Дмитрий Павлов Мосты Норланда

Приглашение на казнь

Толпа пёстрой рекой текла по проспекту мимо нарядных особняков и доходных домов, вбирала в себя ручейки из переулков и скверов. Спешили клерки в котелках и поношенных пиджаках, в штанах, отполированных сзади прилежным сидением в конторах, шагали жилистые рабочие в заношенных куртках, в нагуталиненных по случаю праздника сапогах, крестьяне с загорелой до кирпичного цвета кожей, смешливые служаночки в саржевых платьях. Людская масса, шумная и бурливая, как воды Ифинга выплёскивалась на обширный прямоугольник Соборной площади.

С востока площадь венчал кафедральный собор, вздымающийся в небеса подобно застывшему пламени костра. Напротив стояло монументальное здание Генштаба с гипсовыми знамёнами и пушками на фронтоне. Южную границу площади обозначала чугунная ограда Императорского парка, где мраморные наяды и тритоны стыли под прохладным августовским дождиком. На севере площадь замыкала громада Трибунала с колоннадой из красного гранита. В лучах заходящего солнца колонны казались облитыми кровью.

Готлиб обогнул угол Генштаба и стал проталкиваться через толпу к строю гренадёр, оцепивших свободное пространство у подножия Трибунала.

– Господин офицер! – моряка нетерпеливо дёрнули за рукав. – Помогите мне. Пожалуйста!

Готлиб обернулся. Перед ним стояла невысокая девушка лет двадцати пяти на вид, в сером жакете и полосатой юбке вроде тех, что носят крестьянки из северных провинций. Головным убором ей служил видавший виды котелок. Возможно, его одевал на охоту отец или брат девицы. Чтобы придать котелку вид предмета женского туалета, его тулью обвязали куском зелёного газа, вероятно, под цвет глаз провинциалки. Но самих глаз не видать за тёмными очками.

«Должно быть, курсистка», – решил Готлиб. – «Приехала в столицу учиться».

– Господин офицер, мне необходимо пробраться ближе к Трибуналу, – девушка состроила жалостливую мину.

– Зачем? – удивился моряк.

«Курсистка» застенчиво улыбнулась и не ответила.
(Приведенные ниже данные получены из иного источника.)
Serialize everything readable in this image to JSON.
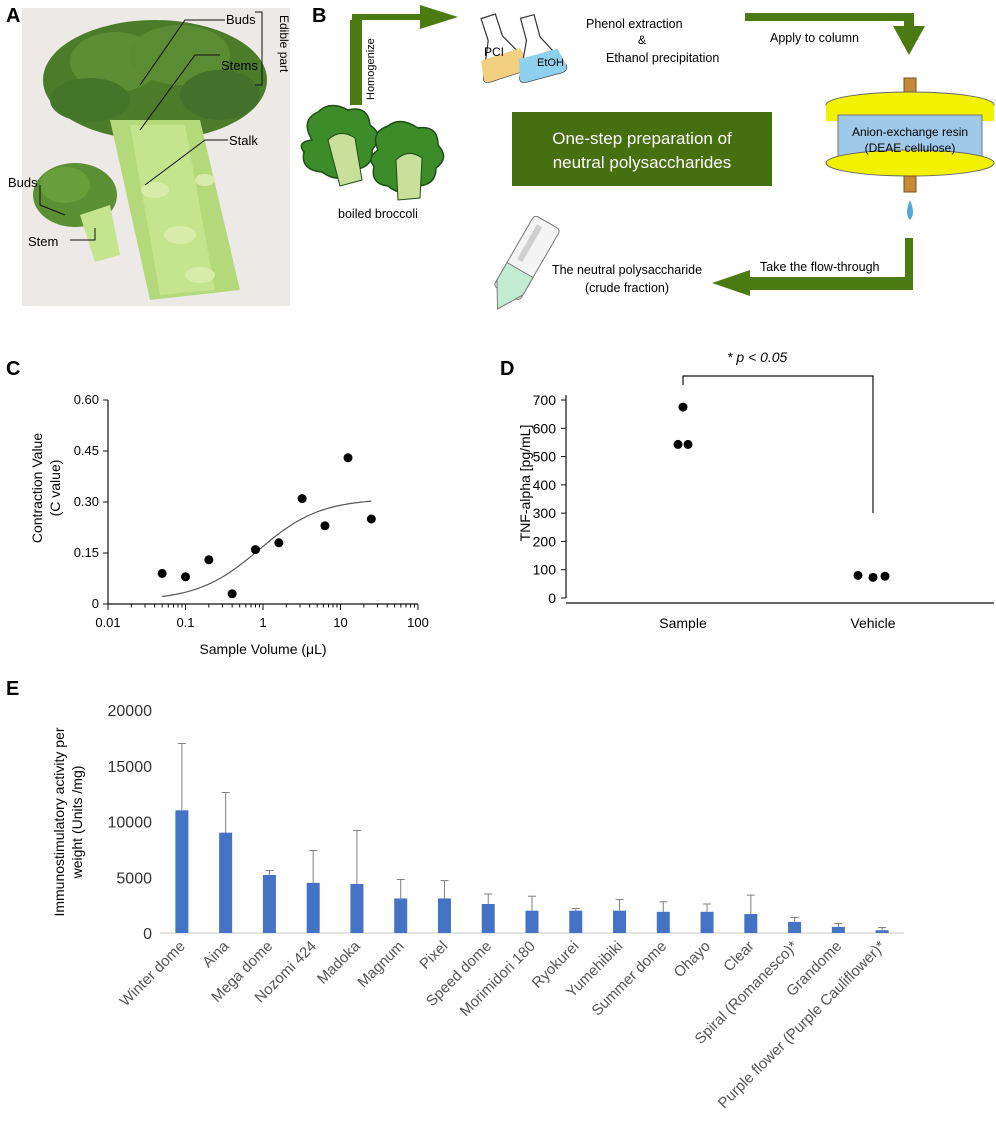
{
  "panels": {
    "a": {
      "letter": "A",
      "labels": {
        "buds_top": "Buds",
        "stems": "Stems",
        "stalk": "Stalk",
        "edible": "Edible part",
        "buds_left": "Buds",
        "stem": "Stem"
      }
    },
    "b": {
      "letter": "B",
      "homogenize": "Homogenize",
      "pci": "PCI",
      "etoh": "EtOH",
      "phenol": "Phenol extraction",
      "amp": "&",
      "ethanol": "Ethanol precipitation",
      "apply": "Apply to column",
      "center_line1": "One-step preparation of",
      "center_line2": "neutral polysaccharides",
      "resin1": "Anion-exchange resin",
      "resin2": "(DEAE cellulose)",
      "boiled": "boiled broccoli",
      "take": "Take the flow-through",
      "neutral1": "The neutral polysaccharide",
      "neutral2": "(crude fraction)"
    },
    "c": {
      "letter": "C"
    },
    "d": {
      "letter": "D"
    },
    "e": {
      "letter": "E"
    }
  },
  "colors": {
    "arrow_green": "#4a7a10",
    "box_green": "#466f10",
    "bar_blue": "#4472c4",
    "resin_yellow": "#f2f200",
    "resin_blue": "#9ec9e8",
    "broccoli_green": "#3c8c2a"
  },
  "chart_data": [
    {
      "type": "scatter",
      "panel": "C",
      "xlabel": "Sample Volume (μL)",
      "ylabel_line1": "Contraction Value",
      "ylabel_line2": "(C value)",
      "xscale": "log",
      "xlim": [
        0.01,
        100
      ],
      "ylim": [
        0,
        0.6
      ],
      "x_ticks": [
        0.01,
        0.1,
        1,
        10,
        100
      ],
      "x_tick_labels": [
        "0.01",
        "0.1",
        "1",
        "10",
        "100"
      ],
      "y_ticks": [
        0,
        0.15,
        0.3,
        0.45,
        0.6
      ],
      "y_tick_labels": [
        "0",
        "0.15",
        "0.30",
        "0.45",
        "0.60"
      ],
      "points": [
        {
          "x": 0.05,
          "y": 0.09
        },
        {
          "x": 0.1,
          "y": 0.08
        },
        {
          "x": 0.2,
          "y": 0.13
        },
        {
          "x": 0.4,
          "y": 0.03
        },
        {
          "x": 0.8,
          "y": 0.16
        },
        {
          "x": 1.6,
          "y": 0.18
        },
        {
          "x": 3.2,
          "y": 0.31
        },
        {
          "x": 6.3,
          "y": 0.23
        },
        {
          "x": 12.5,
          "y": 0.43
        },
        {
          "x": 25,
          "y": 0.25
        }
      ],
      "fit_curve": {
        "type": "sigmoid",
        "bottom": 0.01,
        "top": 0.31,
        "log_ec50": -0.05,
        "hill": 1.1,
        "x_range": [
          0.05,
          25
        ]
      }
    },
    {
      "type": "scatter",
      "panel": "D",
      "ylabel": "TNF-alpha [pg/mL]",
      "categories": [
        "Sample",
        "Vehicle"
      ],
      "ylim": [
        0,
        700
      ],
      "y_ticks": [
        0,
        100,
        200,
        300,
        400,
        500,
        600,
        700
      ],
      "y_tick_labels": [
        "0",
        "100",
        "200",
        "300",
        "400",
        "500",
        "600",
        "700"
      ],
      "points": [
        {
          "category": "Sample",
          "y": 675
        },
        {
          "category": "Sample",
          "y": 543
        },
        {
          "category": "Sample",
          "y": 543
        },
        {
          "category": "Vehicle",
          "y": 80
        },
        {
          "category": "Vehicle",
          "y": 73
        },
        {
          "category": "Vehicle",
          "y": 77
        }
      ],
      "annotation": "* p < 0.05"
    },
    {
      "type": "bar",
      "panel": "E",
      "ylabel_line1": "Immunostimulatory activity per",
      "ylabel_line2": "weight (Units /mg)",
      "ylim": [
        0,
        20000
      ],
      "y_ticks": [
        0,
        5000,
        10000,
        15000,
        20000
      ],
      "y_tick_labels": [
        "0",
        "5000",
        "10000",
        "15000",
        "20000"
      ],
      "categories": [
        "Winter dome",
        "Aina",
        "Mega dome",
        "Nozomi 424",
        "Madoka",
        "Magnum",
        "Pixel",
        "Speed dome",
        "Morimidori 180",
        "Ryokurei",
        "Yumehibiki",
        "Summer dome",
        "Ohayo",
        "Clear",
        "Spiral (Romanesco)*",
        "Grandome",
        "Purple flower (Purple Cauliflower)*"
      ],
      "values": [
        11000,
        9000,
        5200,
        4500,
        4400,
        3100,
        3100,
        2600,
        2000,
        2000,
        2000,
        1900,
        1900,
        1700,
        1000,
        550,
        250
      ],
      "errors": [
        6000,
        3600,
        400,
        2900,
        4800,
        1700,
        1600,
        900,
        1300,
        200,
        1000,
        900,
        700,
        1700,
        400,
        300,
        250
      ]
    }
  ]
}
Странное желание для юной девы: оказаться ближе к месту экзекуции. Впрочем, приверженность гражданскому долгу требовала поддержки во всех своих проявлениях.

– Следуйте за мной и постарайтесь не отставать.
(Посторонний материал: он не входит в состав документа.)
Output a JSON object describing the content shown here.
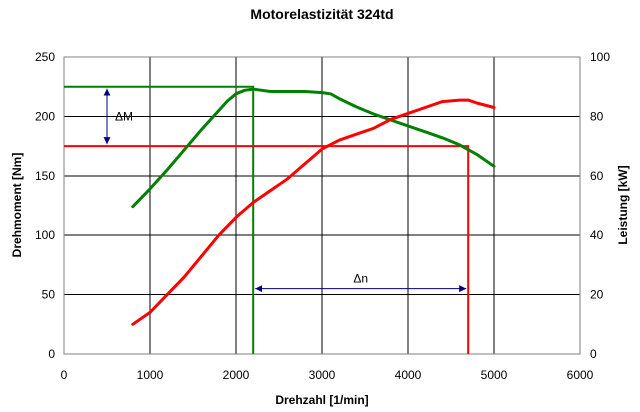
{
  "chart_data": {
    "type": "line",
    "title": "Motorelastizität 324td",
    "xlabel": "Drehzahl [1/min]",
    "ylabel": "Drehmoment [Nm]",
    "y2label": "Leistung [kW]",
    "xlim": [
      0,
      6000
    ],
    "ylim": [
      0,
      250
    ],
    "y2lim": [
      0,
      100
    ],
    "xticks": [
      0,
      1000,
      2000,
      3000,
      4000,
      5000,
      6000
    ],
    "yticks": [
      0,
      50,
      100,
      150,
      200,
      250
    ],
    "y2ticks": [
      0,
      20,
      40,
      60,
      80,
      100
    ],
    "grid": true,
    "legend": "none",
    "colors": {
      "torque": "#008000",
      "power": "#ff0000",
      "annotation": "#000080"
    },
    "series": [
      {
        "axis": "left",
        "color": "#008000",
        "points": [
          [
            800,
            124
          ],
          [
            1000,
            139
          ],
          [
            1200,
            155
          ],
          [
            1400,
            172
          ],
          [
            1600,
            189
          ],
          [
            1800,
            205
          ],
          [
            1900,
            213
          ],
          [
            2000,
            219
          ],
          [
            2100,
            222
          ],
          [
            2200,
            223
          ],
          [
            2300,
            222
          ],
          [
            2400,
            221
          ],
          [
            2600,
            221
          ],
          [
            2800,
            221
          ],
          [
            3000,
            220
          ],
          [
            3100,
            219
          ],
          [
            3200,
            215
          ],
          [
            3400,
            208
          ],
          [
            3600,
            202
          ],
          [
            3800,
            197
          ],
          [
            4000,
            192
          ],
          [
            4200,
            187
          ],
          [
            4400,
            182
          ],
          [
            4600,
            176
          ],
          [
            4800,
            168
          ],
          [
            5000,
            158
          ]
        ]
      },
      {
        "axis": "right",
        "color": "#ff0000",
        "points": [
          [
            800,
            10
          ],
          [
            1000,
            14
          ],
          [
            1200,
            20
          ],
          [
            1400,
            26
          ],
          [
            1600,
            33
          ],
          [
            1800,
            40
          ],
          [
            2000,
            46
          ],
          [
            2200,
            51
          ],
          [
            2400,
            55
          ],
          [
            2600,
            59
          ],
          [
            2800,
            64
          ],
          [
            3000,
            69
          ],
          [
            3200,
            72
          ],
          [
            3400,
            74
          ],
          [
            3600,
            76
          ],
          [
            3800,
            79
          ],
          [
            4000,
            81
          ],
          [
            4200,
            83
          ],
          [
            4400,
            85
          ],
          [
            4600,
            85.5
          ],
          [
            4700,
            85.5
          ],
          [
            4800,
            84.5
          ],
          [
            5000,
            83
          ]
        ]
      }
    ],
    "annotations": {
      "torque_ref": {
        "y": 225,
        "x_end": 2200,
        "x_drop": 2200,
        "drop_to": 0
      },
      "power_ref": {
        "y2": 70,
        "x_end": 4700,
        "x_drop": 4700,
        "drop_to": 0
      },
      "delta_m": {
        "label": "ΔM",
        "x": 500,
        "y_from": 225,
        "y_to": 175
      },
      "delta_n": {
        "label": "Δn",
        "y": 55,
        "x_from": 2200,
        "x_to": 4700
      }
    }
  }
}
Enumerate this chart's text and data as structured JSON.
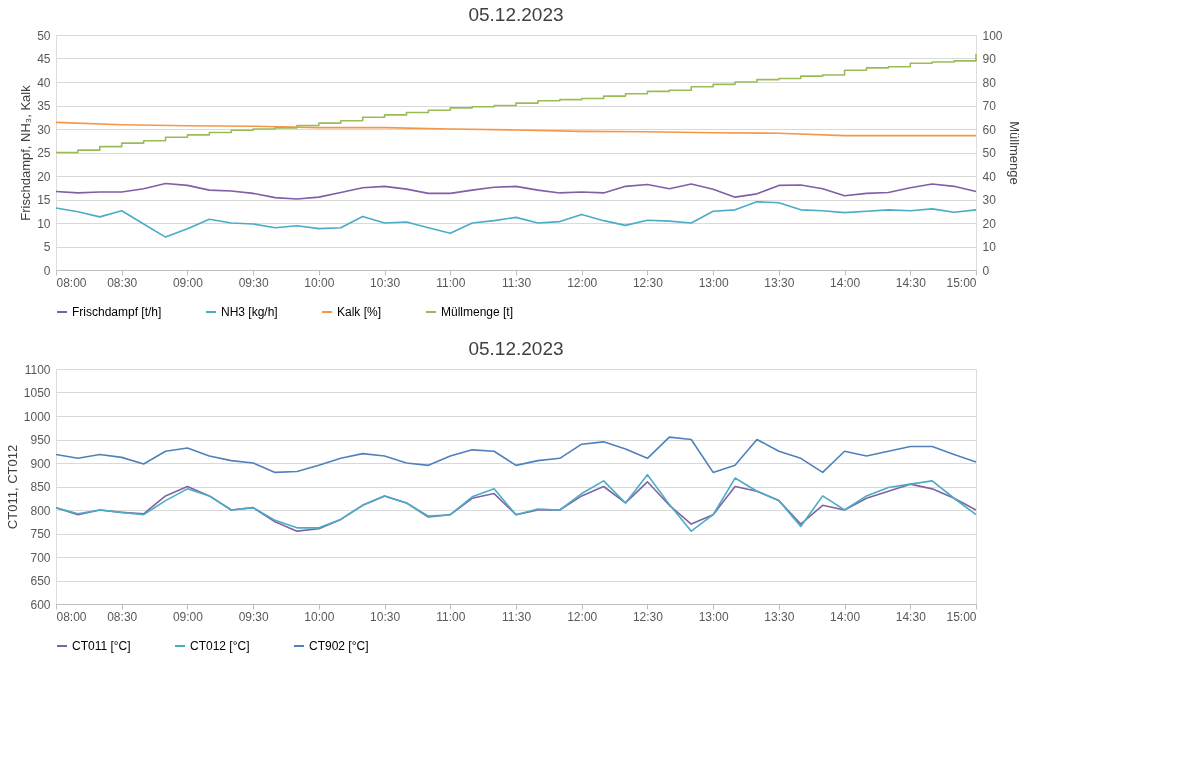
{
  "chart_data": [
    {
      "type": "line",
      "title": "05.12.2023",
      "ylabel": "Frischdampf, NH₃, Kalk",
      "y2label": "Müllmenge",
      "x": [
        8.0,
        8.1667,
        8.3333,
        8.5,
        8.6667,
        8.8333,
        9.0,
        9.1667,
        9.3333,
        9.5,
        9.6667,
        9.8333,
        10.0,
        10.1667,
        10.3333,
        10.5,
        10.6667,
        10.8333,
        11.0,
        11.1667,
        11.3333,
        11.5,
        11.6667,
        11.8333,
        12.0,
        12.1667,
        12.3333,
        12.5,
        12.6667,
        12.8333,
        13.0,
        13.1667,
        13.3333,
        13.5,
        13.6667,
        13.8333,
        14.0,
        14.1667,
        14.3333,
        14.5,
        14.6667,
        14.8333,
        15.0
      ],
      "xlim": [
        8,
        15
      ],
      "xticks": [
        {
          "value": 8,
          "label": "08:00"
        },
        {
          "value": 8.5,
          "label": "08:30"
        },
        {
          "value": 9,
          "label": "09:00"
        },
        {
          "value": 9.5,
          "label": "09:30"
        },
        {
          "value": 10,
          "label": "10:00"
        },
        {
          "value": 10.5,
          "label": "10:30"
        },
        {
          "value": 11,
          "label": "11:00"
        },
        {
          "value": 11.5,
          "label": "11:30"
        },
        {
          "value": 12,
          "label": "12:00"
        },
        {
          "value": 12.5,
          "label": "12:30"
        },
        {
          "value": 13,
          "label": "13:00"
        },
        {
          "value": 13.5,
          "label": "13:30"
        },
        {
          "value": 14,
          "label": "14:00"
        },
        {
          "value": 14.5,
          "label": "14:30"
        },
        {
          "value": 15,
          "label": "15:00"
        }
      ],
      "ylim": [
        0,
        50
      ],
      "yticks": [
        0,
        5,
        10,
        15,
        20,
        25,
        30,
        35,
        40,
        45,
        50
      ],
      "y2lim": [
        0,
        100
      ],
      "y2ticks": [
        0,
        10,
        20,
        30,
        40,
        50,
        60,
        70,
        80,
        90,
        100
      ],
      "grid": "y",
      "legend": "bottom",
      "series": [
        {
          "name": "Frischdampf [t/h]",
          "color": "#7f5fa6",
          "values": [
            16.7,
            16.4,
            16.6,
            16.6,
            17.3,
            18.4,
            18.0,
            17.0,
            16.8,
            16.3,
            15.4,
            15.1,
            15.5,
            16.5,
            17.5,
            17.8,
            17.2,
            16.3,
            16.3,
            17.0,
            17.6,
            17.8,
            17.0,
            16.4,
            16.6,
            16.4,
            17.8,
            18.2,
            17.3,
            18.3,
            17.2,
            15.5,
            16.2,
            18.0,
            18.1,
            17.3,
            15.8,
            16.3,
            16.5,
            17.5,
            18.3,
            17.8,
            16.7
          ]
        },
        {
          "name": "NH3 [kg/h]",
          "color": "#4bacc6",
          "values": [
            13.2,
            12.4,
            11.3,
            12.6,
            9.8,
            7.0,
            8.8,
            10.8,
            10.0,
            9.8,
            9.0,
            9.4,
            8.8,
            9.0,
            11.4,
            10.0,
            10.2,
            9.0,
            7.8,
            10.0,
            10.5,
            11.2,
            10.0,
            10.3,
            11.8,
            10.5,
            9.5,
            10.6,
            10.4,
            10.0,
            12.5,
            12.8,
            14.5,
            14.3,
            12.8,
            12.6,
            12.2,
            12.5,
            12.8,
            12.6,
            13.0,
            12.3,
            12.8
          ]
        },
        {
          "name": "Kalk [%]",
          "color": "#f79646",
          "x": [
            8.0,
            8.5,
            9.0,
            9.5,
            10.0,
            10.5,
            11.0,
            11.5,
            12.0,
            12.5,
            13.0,
            13.5,
            14.0,
            14.5,
            15.0
          ],
          "values": [
            31.4,
            30.9,
            30.7,
            30.6,
            30.3,
            30.3,
            30.0,
            29.8,
            29.5,
            29.4,
            29.2,
            29.1,
            28.6,
            28.6,
            28.6
          ]
        },
        {
          "name": "Müllmenge [t]",
          "color": "#9bbb59",
          "type": "step",
          "axis": "y2",
          "values": [
            50,
            51,
            52.5,
            54,
            55,
            56.5,
            57.5,
            58.5,
            59.5,
            60,
            60.5,
            61.5,
            62.5,
            63.5,
            65,
            66,
            67,
            68,
            69,
            69.5,
            70,
            71,
            72,
            72.5,
            73,
            74,
            75,
            76,
            76.5,
            78,
            79,
            80,
            81,
            81.5,
            82.5,
            83,
            85,
            86,
            86.5,
            88,
            88.5,
            89,
            92
          ]
        }
      ]
    },
    {
      "type": "line",
      "title": "05.12.2023",
      "ylabel": "CT011, CT012",
      "x": [
        8.0,
        8.1667,
        8.3333,
        8.5,
        8.6667,
        8.8333,
        9.0,
        9.1667,
        9.3333,
        9.5,
        9.6667,
        9.8333,
        10.0,
        10.1667,
        10.3333,
        10.5,
        10.6667,
        10.8333,
        11.0,
        11.1667,
        11.3333,
        11.5,
        11.6667,
        11.8333,
        12.0,
        12.1667,
        12.3333,
        12.5,
        12.6667,
        12.8333,
        13.0,
        13.1667,
        13.3333,
        13.5,
        13.6667,
        13.8333,
        14.0,
        14.1667,
        14.3333,
        14.5,
        14.6667,
        14.8333,
        15.0
      ],
      "xlim": [
        8,
        15
      ],
      "xticks": [
        {
          "value": 8,
          "label": "08:00"
        },
        {
          "value": 8.5,
          "label": "08:30"
        },
        {
          "value": 9,
          "label": "09:00"
        },
        {
          "value": 9.5,
          "label": "09:30"
        },
        {
          "value": 10,
          "label": "10:00"
        },
        {
          "value": 10.5,
          "label": "10:30"
        },
        {
          "value": 11,
          "label": "11:00"
        },
        {
          "value": 11.5,
          "label": "11:30"
        },
        {
          "value": 12,
          "label": "12:00"
        },
        {
          "value": 12.5,
          "label": "12:30"
        },
        {
          "value": 13,
          "label": "13:00"
        },
        {
          "value": 13.5,
          "label": "13:30"
        },
        {
          "value": 14,
          "label": "14:00"
        },
        {
          "value": 14.5,
          "label": "14:30"
        },
        {
          "value": 15,
          "label": "15:00"
        }
      ],
      "ylim": [
        600,
        1100
      ],
      "yticks": [
        600,
        650,
        700,
        750,
        800,
        850,
        900,
        950,
        1000,
        1050,
        1100
      ],
      "grid": "y",
      "legend": "bottom",
      "series": [
        {
          "name": "CT011 [°C]",
          "color": "#8064a2",
          "values": [
            805,
            790,
            800,
            795,
            792,
            830,
            850,
            830,
            800,
            805,
            775,
            755,
            760,
            780,
            810,
            830,
            815,
            785,
            790,
            825,
            835,
            790,
            800,
            800,
            830,
            850,
            815,
            860,
            810,
            770,
            790,
            850,
            840,
            820,
            770,
            810,
            800,
            825,
            840,
            855,
            845,
            825,
            800
          ]
        },
        {
          "name": "CT012 [°C]",
          "color": "#4bacc6",
          "values": [
            805,
            792,
            800,
            795,
            790,
            820,
            845,
            830,
            800,
            805,
            778,
            762,
            762,
            780,
            810,
            830,
            815,
            787,
            790,
            828,
            845,
            790,
            802,
            800,
            835,
            862,
            815,
            875,
            812,
            755,
            790,
            868,
            840,
            820,
            765,
            830,
            800,
            830,
            848,
            855,
            862,
            825,
            790
          ]
        },
        {
          "name": "CT902 [°C]",
          "color": "#4f81bd",
          "values": [
            918,
            910,
            918,
            912,
            898,
            925,
            932,
            915,
            905,
            900,
            880,
            882,
            895,
            910,
            920,
            915,
            900,
            895,
            915,
            928,
            925,
            895,
            905,
            910,
            940,
            945,
            930,
            910,
            955,
            950,
            880,
            895,
            950,
            925,
            910,
            880,
            925,
            915,
            925,
            935,
            935,
            918,
            902
          ]
        }
      ]
    }
  ]
}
Толпа напирала. Казалось, ещё немного и молодых людей разнесёт в разные стороны, как щепки в океане. Девушка схватила Готлиба за ремень.

– Вы моя последняя надежда! – воскликнула она.

Ничто не возбуждает на подвиги так, как женские слова. Офицер ввинтился в толпу подобно тому, как бур вгрызается в породу. Кто-то обругал Готлиба, кто-то в сердцах треснул по затылку так, что искры из глаз. Отчаянным рывком капитан проломился к шаткой цепи солдат в серых мундирах.

– Вот! – Готлиб показал пригласительный билет.

– Пропустите его! – приказал жандарм и заметил девушку, робко выглядывающую из-за плеча офицера. – А это…?

– Она со мной.

Жандарм махнул рукой: «Пропустить!» Осуждённых в серых балахонах уже вывели из Трибунала. Их было трое. Истощённый старик, справлявший омерзительные ритуалы на тайном капище в низовьях Ифинга, рослая и крепкая девица с простоватым лицом, которая до восемнадцати лет скрывала незаконные способности и молодой аристократ из Понизовья, по слухам, тайно пробравшийся в Империю из-за любви к бойкой дочери бывшего имперского посла. В руках стражей тускло блестели жезлы из полированной стали с белёсыми кристаллами вместо набалдашников. По мрачной иронии судьбы «северные опалы», изобретённые древними колдунами работали против их потомков, не давая воспользоваться устрашающими способностями.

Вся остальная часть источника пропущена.